Diving 2
By J.A.MacLarty
(First published 1990)
Rig
By J.A.MacLarty
(First published 1990)
Rig
Here we can draw a difference between sport and commercial divers: the former, when conditions are unpleasant, can come out of the water, have a cup of tea, pack up for the weekend and go home ready for his job on Monday morning; the office of the commercial diver is the tar-black ditch, the polluted, rat-infested river, the diptheria or polio-infected outfall of a sewage pipe. The latter may not enjoy his cup of tea until he has spent 5 or 6 hours in the water.

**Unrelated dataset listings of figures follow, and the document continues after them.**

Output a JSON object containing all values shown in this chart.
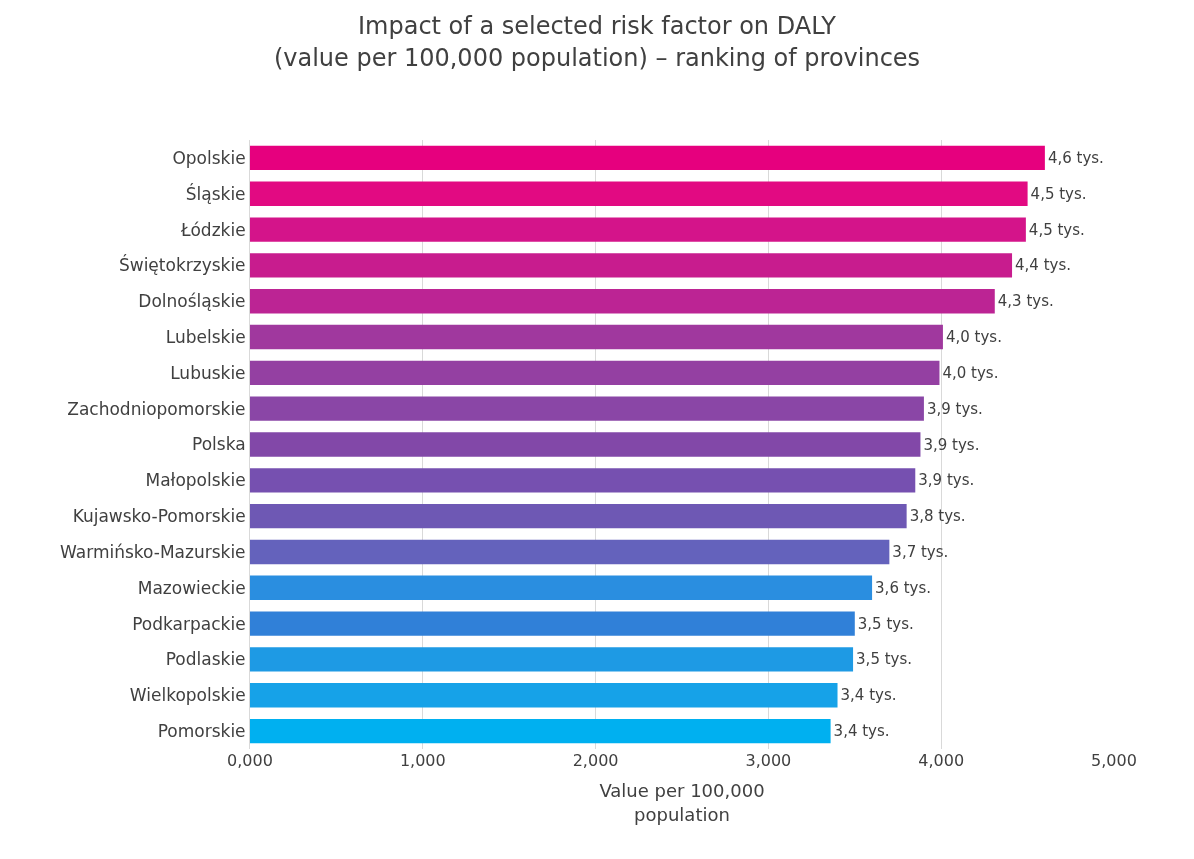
{
  "chart_data": {
    "type": "bar",
    "orientation": "horizontal",
    "title": "Impact of a selected risk factor on DALY\n(value per 100,000 population) – ranking of provinces",
    "xlabel": "Value per 100,000 population",
    "categories": [
      "Opolskie",
      "Śląskie",
      "Łódzkie",
      "Świętokrzyskie",
      "Dolnośląskie",
      "Lubelskie",
      "Lubuskie",
      "Zachodniopomorskie",
      "Polska",
      "Małopolskie",
      "Kujawsko-Pomorskie",
      "Warmińsko-Mazurskie",
      "Mazowieckie",
      "Podkarpackie",
      "Podlaskie",
      "Wielkopolskie",
      "Pomorskie"
    ],
    "values": [
      4.6,
      4.5,
      4.49,
      4.41,
      4.31,
      4.01,
      3.99,
      3.9,
      3.88,
      3.85,
      3.8,
      3.7,
      3.6,
      3.5,
      3.49,
      3.4,
      3.36
    ],
    "value_labels": [
      "4,6 tys.",
      "4,5 tys.",
      "4,5 tys.",
      "4,4 tys.",
      "4,3 tys.",
      "4,0 tys.",
      "4,0 tys.",
      "3,9 tys.",
      "3,9 tys.",
      "3,9 tys.",
      "3,8 tys.",
      "3,7 tys.",
      "3,6 tys.",
      "3,5 tys.",
      "3,5 tys.",
      "3,4 tys.",
      "3,4 tys."
    ],
    "colors": [
      "#e6007e",
      "#e20a82",
      "#d4148a",
      "#c81c8e",
      "#bc2494",
      "#a0389e",
      "#9440a2",
      "#8a46a6",
      "#8248a8",
      "#7650b0",
      "#6e58b4",
      "#6462bc",
      "#2a8ee0",
      "#3080d8",
      "#1e9ae4",
      "#16a2e8",
      "#00b0f0"
    ],
    "xlim": [
      0,
      5
    ],
    "xticks": [
      {
        "value": 0,
        "label": "0,000"
      },
      {
        "value": 1,
        "label": "1,000"
      },
      {
        "value": 2,
        "label": "2,000"
      },
      {
        "value": 3,
        "label": "3,000"
      },
      {
        "value": 4,
        "label": "4,000"
      },
      {
        "value": 5,
        "label": "5,000"
      }
    ],
    "grid": "x",
    "legend": false
  }
}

After his job has been completed, or he has run out of bottom time, he will possibly have to endure hours of teeth-chattering misery while hanging off in the cold water for his decompression stops. Physically sapped after his last stop, he may have a 15-foot climb up a rickety ladder with missing rungs, dragging heavy equipment up the side of a heaving, wave-swept barge.
On deck, tenders will strip him of his gear and rush him into a deck chamber where he can comfortably relax for a few more hours of decompression in the dank, 120-degree heat of that confined steel prison. When the chamber door opens at the end of the decompression, the diver knows (if he doesn't come down with the bends) that he will have at least twelve hours off before he is required to do it all again.
This type of diving is in strict contrast to saturation diving, when a dive team may live and work from a deck-mounted chamber for approximately 30 days at a time.